Suppose you want to lend 1000\$, but get at it whenever you want. If there are 1000 of you, that is 1 million dollars.
Now, you know some people who want to borrow money, but want to be able to keep it for a period of time without having to replay it on demand. Say, they want to spend 1000\$ on an upgraded tool, which will make them an extra 100\$ a year for the next 30 years. They won't have the cash to pay off that tool for a decade or more; so a loan that can be called back "on demand" might bankrupt them.

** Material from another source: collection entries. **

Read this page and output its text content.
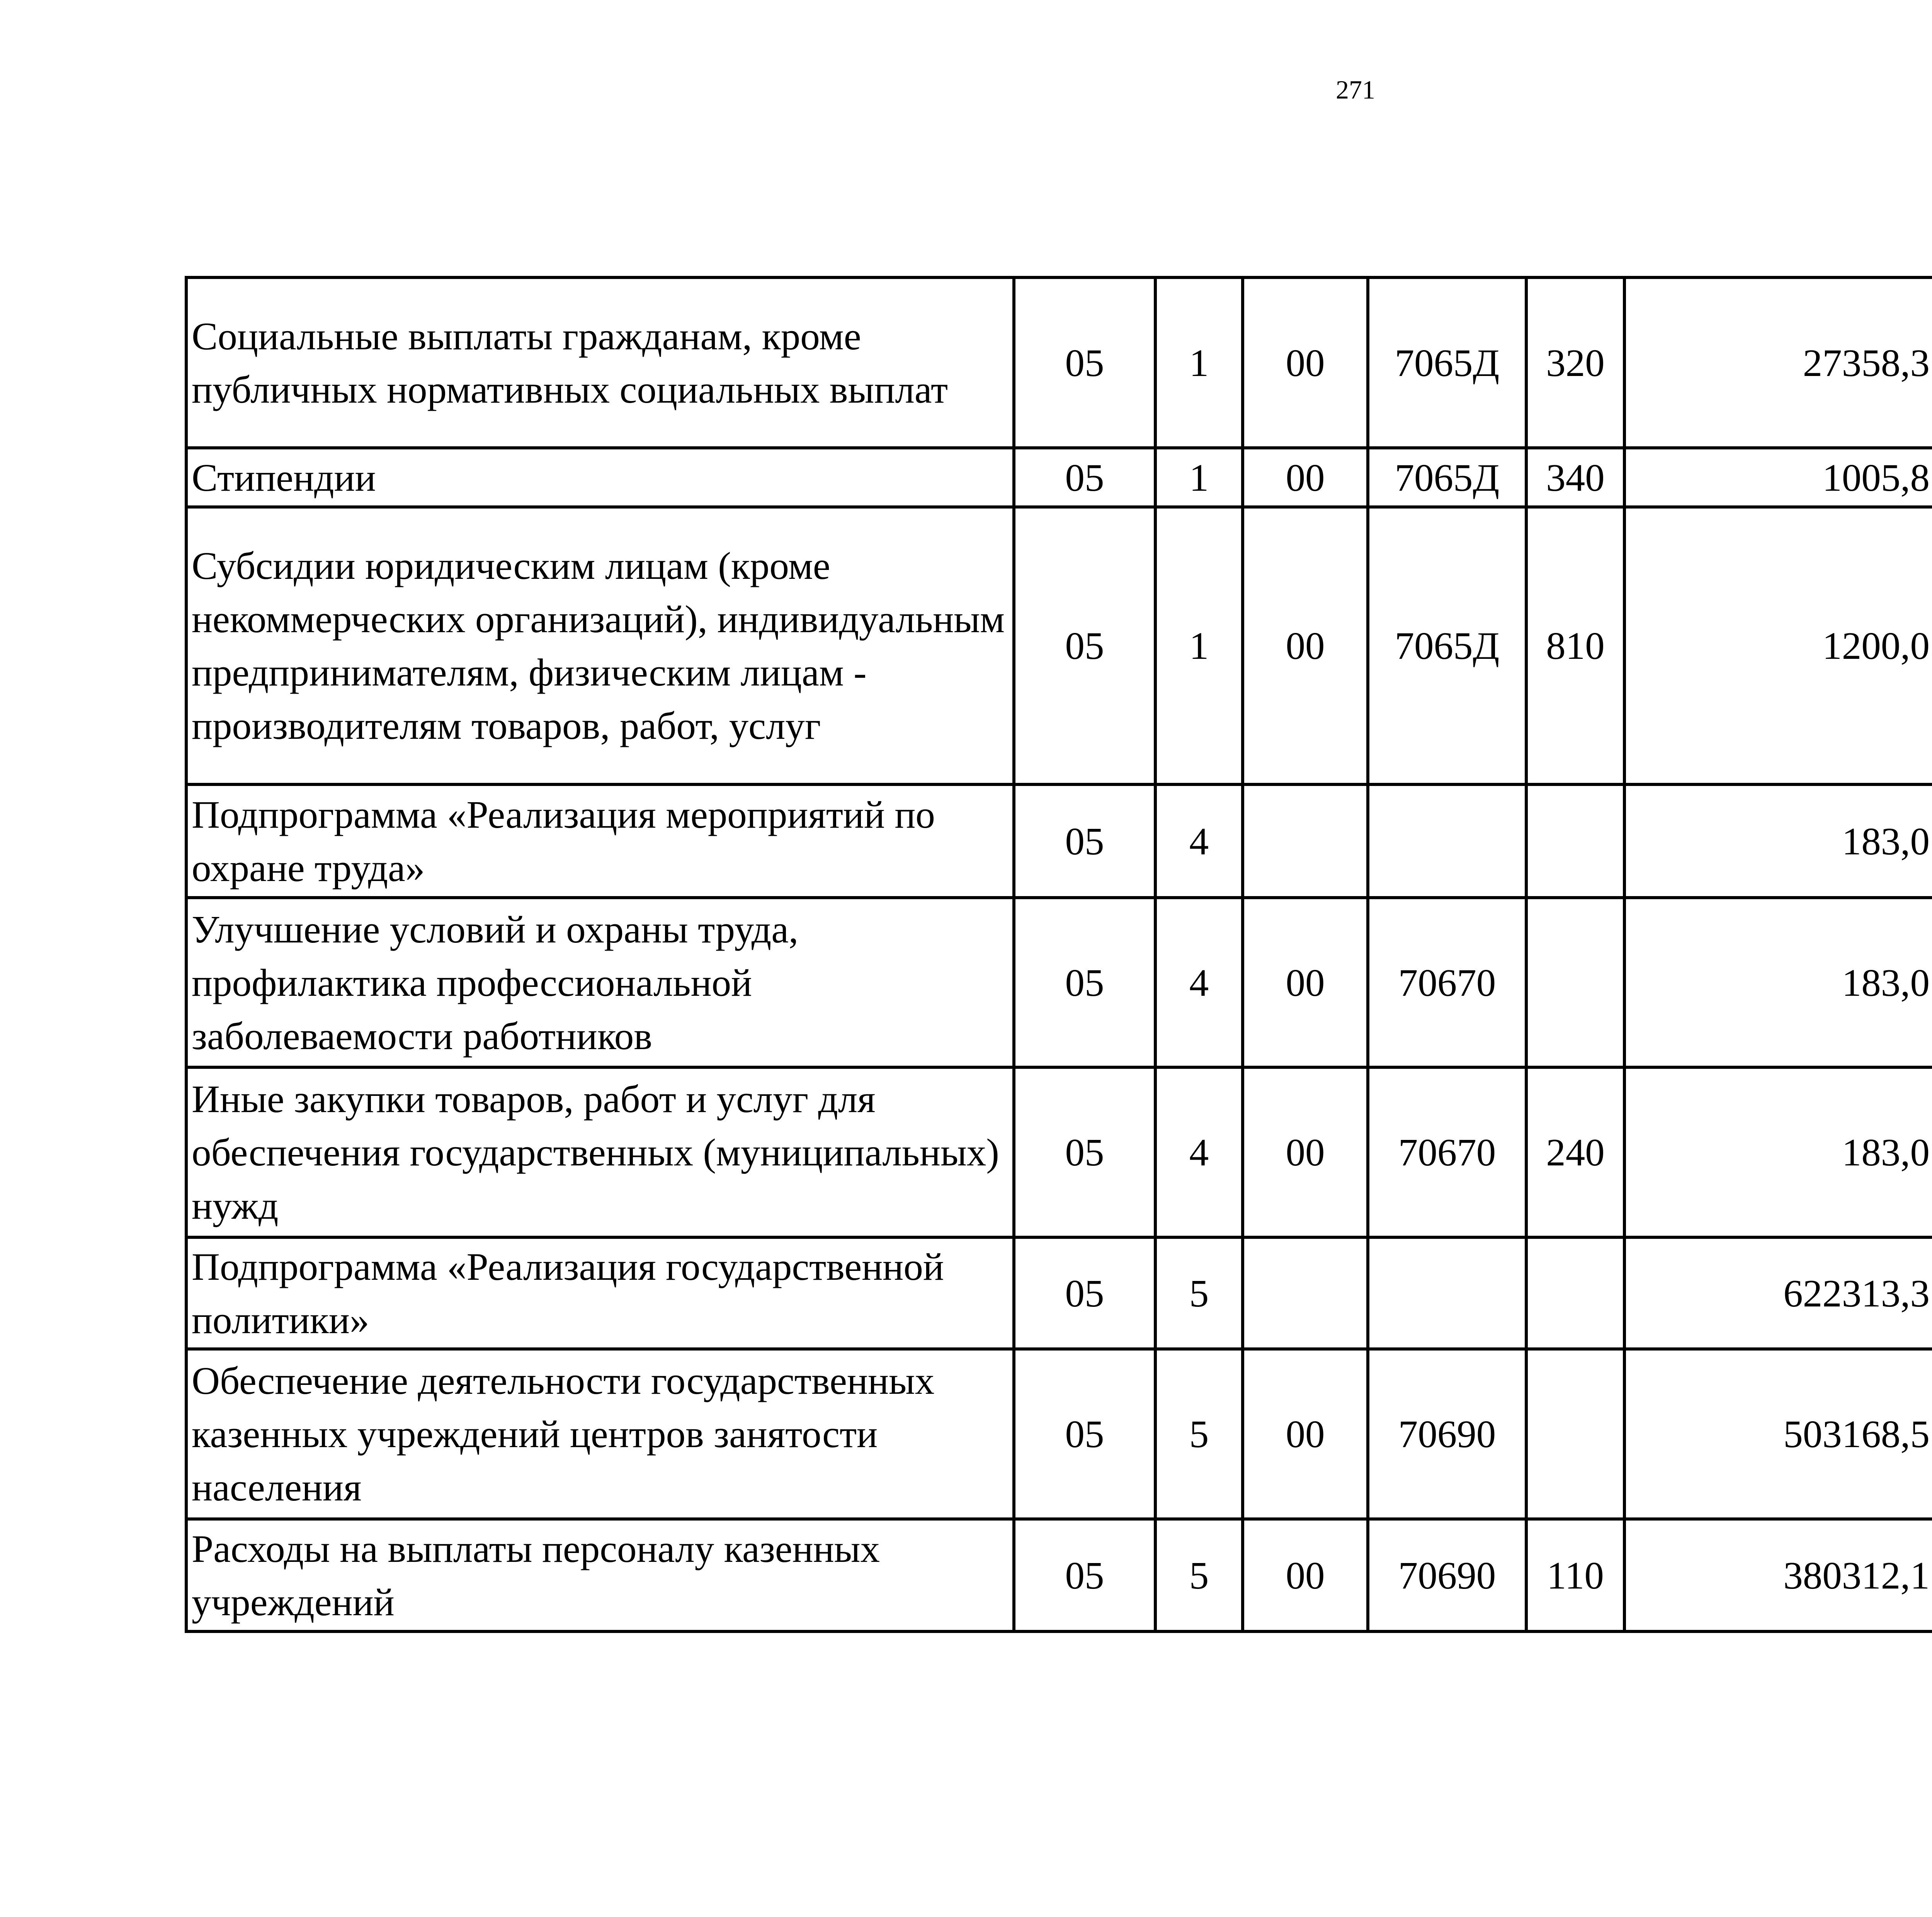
271
Социальные выплаты гражданам, кроме публичных нормативных социальных выплат	05	1	00	7065Д	320	27358,3		
Стипендии	05	1	00	7065Д	340	1005,8		
Субсидии юридическим лицам (кроме некоммерческих организаций), индивидуальным предпринимателям, физическим лицам - производителям товаров, работ, услуг	05	1	00	7065Д	810	1200,0		
Подпрограмма «Реализация мероприятий по охране труда»	05	4				183,0		
Улучшение условий и охраны труда, профилактика профессиональной заболеваемости работников	05	4	00	70670		183,0		
Иные закупки товаров, работ и услуг для обеспечения государственных (муниципальных) нужд	05	4	00	70670	240	183,0		
Подпрограмма «Реализация государственной политики»	05	5				622313,3		
Обеспечение деятельности государственных казенных учреждений центров занятости населения	05	5	00	70690		503168,5		
Расходы на выплаты персоналу казенных учреждений	05	5	00	70690	110	380312,1		
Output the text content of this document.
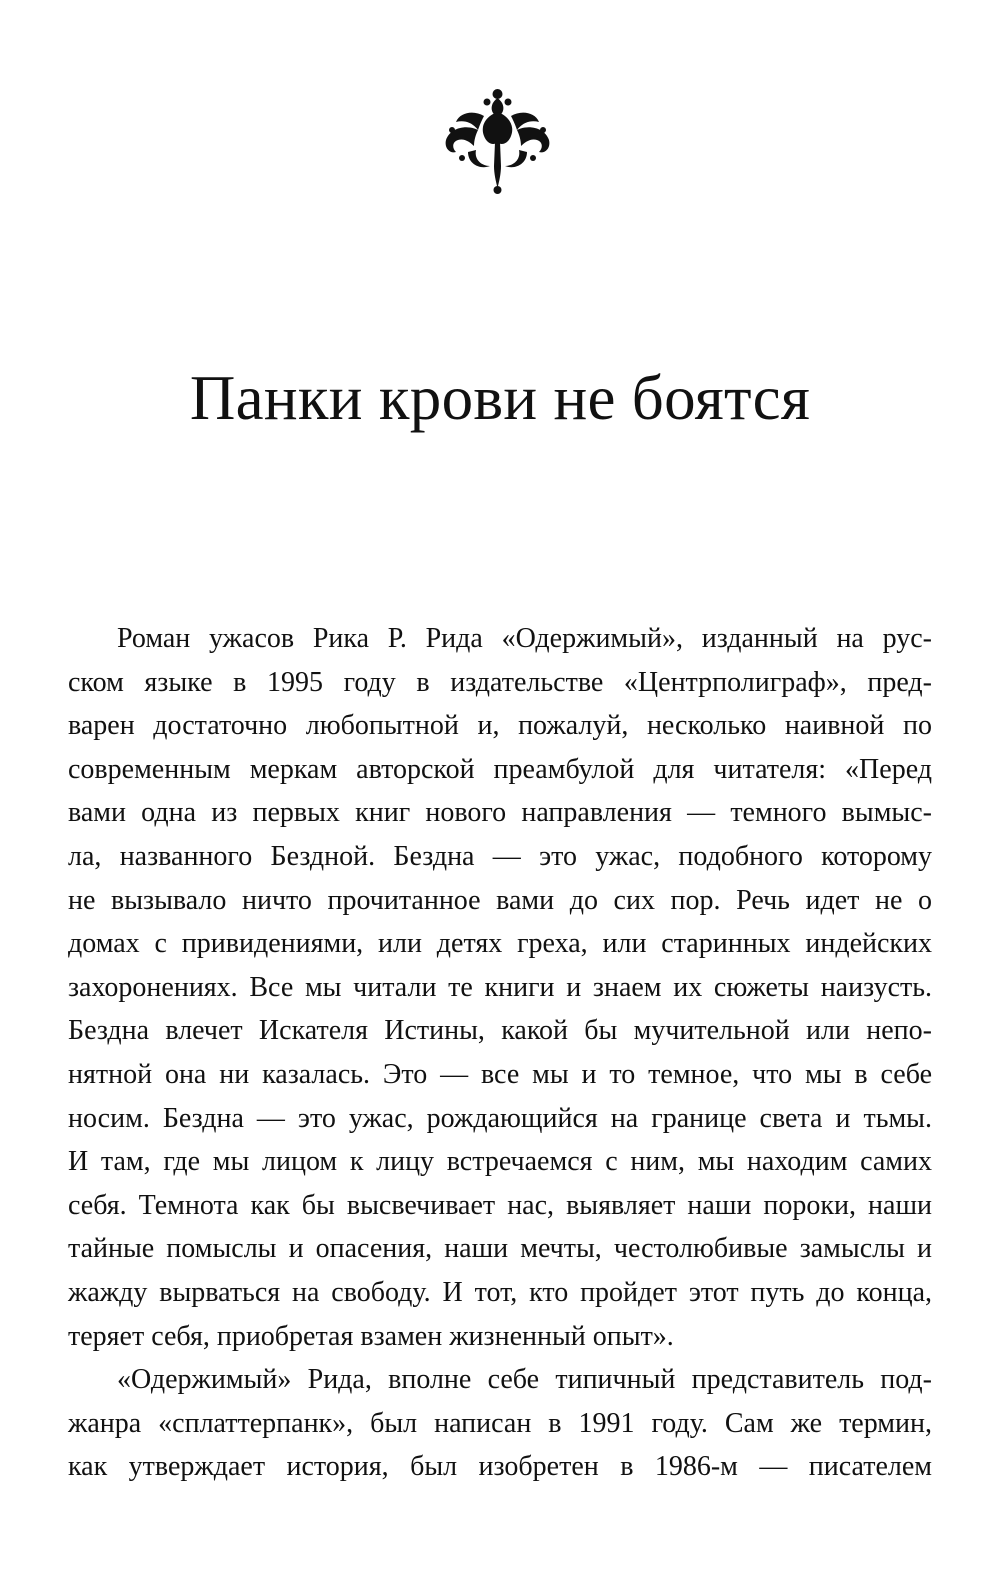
Панки крови не боятся
Роман ужасов Рика Р. Рида «Одержимый», изданный на рус-
ском языке в 1995 году в издательстве «Центрполиграф», пред-
варен достаточно любопытной и, пожалуй, несколько наивной по
современным меркам авторской преамбулой для читателя: «Перед
вами одна из первых книг нового направления — темного вымыс-
ла, названного Бездной. Бездна — это ужас, подобного которому
не вызывало ничто прочитанное вами до сих пор. Речь идет не о
домах с привидениями, или детях греха, или старинных индейских
захоронениях. Все мы читали те книги и знаем их сюжеты наизусть.
Бездна влечет Искателя Истины, какой бы мучительной или непо-
нятной она ни казалась. Это — все мы и то темное, что мы в себе
носим. Бездна — это ужас, рождающийся на границе света и тьмы.
И там, где мы лицом к лицу встречаемся с ним, мы находим самих
себя. Темнота как бы высвечивает нас, выявляет наши пороки, наши
тайные помыслы и опасения, наши мечты, честолюбивые замыслы и
жажду вырваться на свободу. И тот, кто пройдет этот путь до конца,
теряет себя, приобретая взамен жизненный опыт».
«Одержимый» Рида, вполне себе типичный представитель под-
жанра «сплаттерпанк», был написан в 1991 году. Сам же термин,
как утверждает история, был изобретен в 1986-м — писателем
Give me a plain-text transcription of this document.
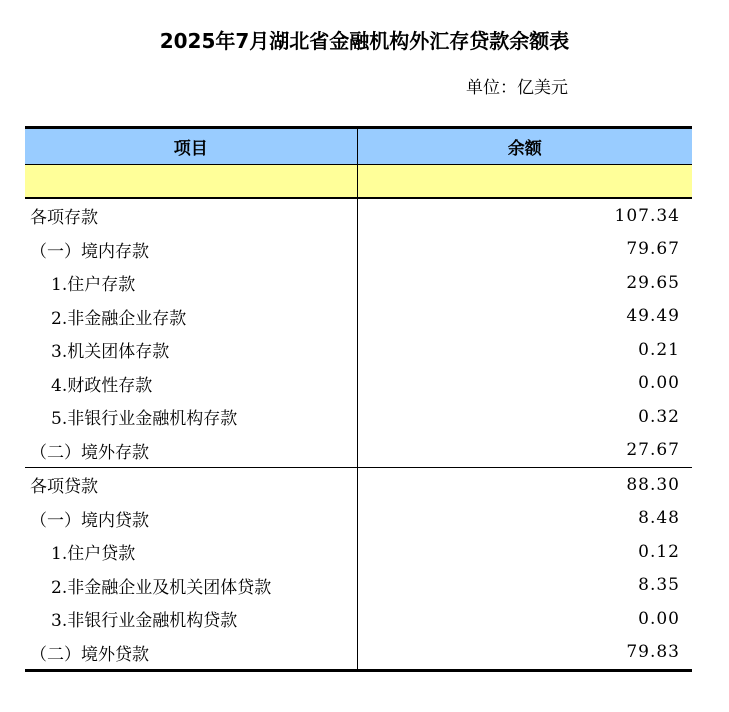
2025年7月湖北省金融机构外汇存贷款余额表
单位：亿美元
项目	余额

各项存款	107.34
（一）境内存款	79.67
1.住户存款	29.65
2.非金融企业存款	49.49
3.机关团体存款	0.21
4.财政性存款	0.00
5.非银行业金融机构存款	0.32
（二）境外存款	27.67
各项贷款	88.30
（一）境内贷款	8.48
1.住户贷款	0.12
2.非金融企业及机关团体贷款	8.35
3.非银行业金融机构贷款	0.00
（二）境外贷款	79.83
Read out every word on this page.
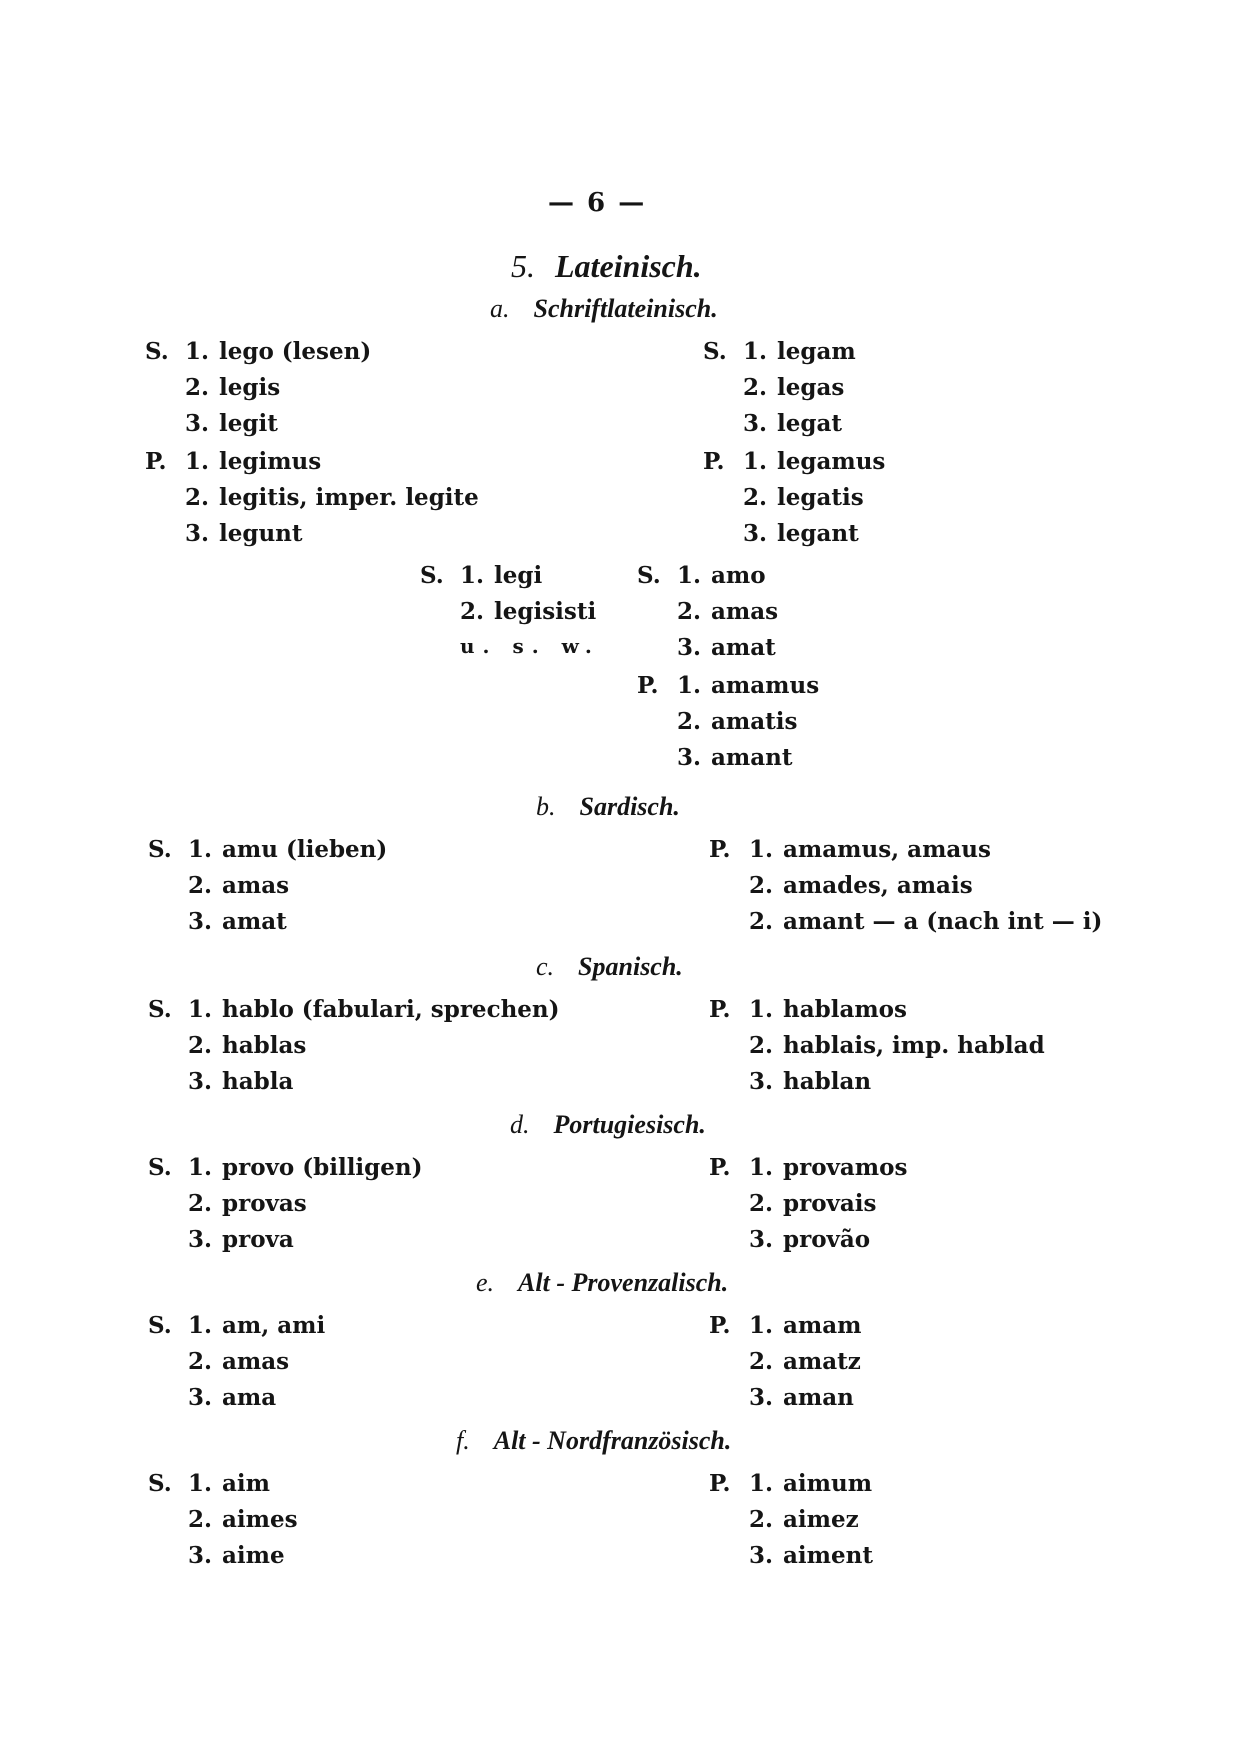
— 6 —
5. Lateinisch.
a. Schriftlateinisch.
S. 1. lego (lesen)
2. legis
3. legit
P. 1. legimus
2. legitis, imper. legite
3. legunt
S. 1. legam
2. legas
3. legat
P. 1. legamus
2. legatis
3. legant
S. 1. legi
2. legisisti
u. s. w.
S. 1. amo
2. amas
3. amat
P. 1. amamus
2. amatis
3. amant
b. Sardisch.
S. 1. amu (lieben)
2. amas
3. amat
P. 1. amamus, amaus
2. amades, amais
2. amant — a (nach int — i)
c. Spanisch.
S. 1. hablo (fabulari, sprechen)
2. hablas
3. habla
P. 1. hablamos
2. hablais, imp. hablad
3. hablan
d. Portugiesisch.
S. 1. provo (billigen)
2. provas
3. prova
P. 1. provamos
2. provais
3. provão
e. Alt - Provenzalisch.
S. 1. am, ami
2. amas
3. ama
P. 1. amam
2. amatz
3. aman
f. Alt - Nordfranzösisch.
S. 1. aim
2. aimes
3. aime
P. 1. aimum
2. aimez
3. aiment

The bank facilitates this. The bank takes the million\$ of demand deposits, and lends some of it out as a term loan. Most of those people depositing 1000$ in a demand account won't take it out all at the same time; so the bank can "safely" lend that money for longer terms than they guarantee.
They can even do a bunch of 6 month rotating deposits and make it even less likely that the money will be needed before the long term loans finish.
The profit comes from giving the short-term deposits a lower interest rate than the loans you hand out.
This is a kind skimming out of being the middle man.
If things go really badly, that bank can sell the loan it owns for short-term cash to pay off the short-term deposit demand for cash. So long as the loan is healthy and the market is liquid, this can return a profit long before the loan actually matures.
Now, suppose if instead of doing a long term loan, they went off and invested in the stock market. The problem is that the value of stock market assets are less stable than the loan.
So now the bank buys up a bunch of stocks with the 1 million dollars in deposits. The stockmarket drops by 50%, and a bunch of people lose their jobs, and start withdrawing their savings from the bank. Now the bank has to pay off the bank account withdrawals with a distressed asset!
In theory, the mortgages are more stable than the stock market assets. The same economic crash that cause stocks to drop by 50% might drop real estate by 10%, which in turn makes (healthy) mortgages worth 5% less (as they are guaranteed against the principle).
The same call on deposit cash is then easier to answer; sell off some mortgages, and cash is easy to provide. While the asset is slightly distressed, it isn't half value.